The tyranny of possibility
Paul Waterson, the protagonist in travel writer and author Justin Fox's first novel, Whoever Fears The Sea, is, like Fox, an excellent researcher, a big fan of Africa's East Coast, and a South African.
Justin Fox
How autobiographical is the character, given that Waterson’s undesirable traits – he can be shallow and selfish, for a start – can be explained away as fiction?
“I started off writing a travel book,” says Fox.
“The bare bones of this project was a travel framework, but the novel ended up taking 12 years to write. Paul and I are very similar. We both love the sea and travelling in general, and we’re both writers. But I went into fantasy in order to make the story exciting by adding guns and sex.

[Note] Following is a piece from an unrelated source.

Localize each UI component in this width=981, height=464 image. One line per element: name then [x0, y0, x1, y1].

“Paul is more adventurous than I am. I’m quite a nervous traveller. I’m always watching my back. He’s laid-back, where I want everything to run on time.”
Fox had to do a great deal of research for a book about a man doing a great deal of research for a documentary. Are there two stories in one here?

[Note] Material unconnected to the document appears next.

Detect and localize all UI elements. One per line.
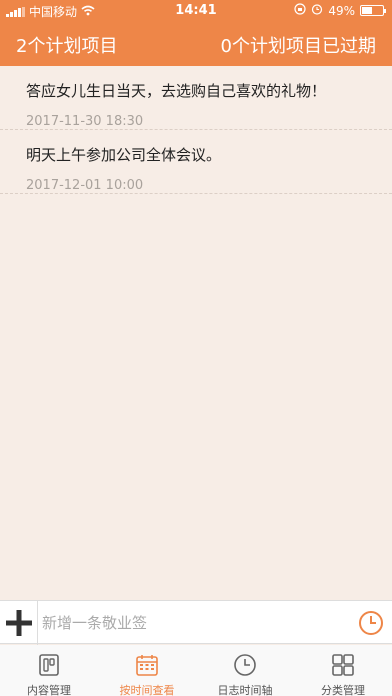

“Parts of the story are very close to truth,” he says.
“In 1996, I was asked by a film company to research a documentary called Winds Of Change. We were going to sail a dhow from Arabia to Mozambique.
“I spent three months in the Wits library, and ended up with a big box full of notes. The fiction part of Whoever Fears The Sea was much more difficult. In that situation, there is the tyranny of possibility: Paul can do anything, and for a meticulous writer like me, that’s terrifying.”
Waterson, whatever his faults, tries to see both sides of the story when it comes to the anti-American feeling in Kenya (the story is set shortly after 9/11) as well as the annoying behaviour exhibited by his fellow tourists. Does that constitute a challenge to readers to consider a similar perspective?
“Yes,” confirms Fox.
“The challenge was first and foremost to me to be open-minded; I often find myself not being particularly good in that regard. I found going into Muslim Africa around the time of the September 11 bombings very nerve-wracking. I worried about it until I started to immerse myself in the culture there – getting to know people; going into mosques; having things explained to me.
“I found there to be a very gentle, benign aspect to Islam in those instances. It was all about peace and forgiveness – the opposite of the sort of Christianity many of the colonial powers had introduced.
“Paul has some experience of the piracy for which East Africa is becoming infamous. Setting the story at the time I did was important. Until then, the pirates had, in some ways, the moral high ground. After that, on balance, with the War on Terror and all that, the Americans could be seen as the bad guys.”
Waterson is singled out in Kenya and Somalia because of his skin colour and stereotypes about what South Africans are like and what they believe. That’s a racist concept. Waterson is angry about it, but responds by gravitating towards fellow (white) foreigners.
“It’s reality,” shrugs Fox.
“White South African travellers in Africa naturally gravitate towards tourists. Paul sees a strong distinction between himself and Americans, but the Africans he’s working among don’t. It’s an attitude that’s been around for 500 years – since Vasco de Gama stepped ashore.”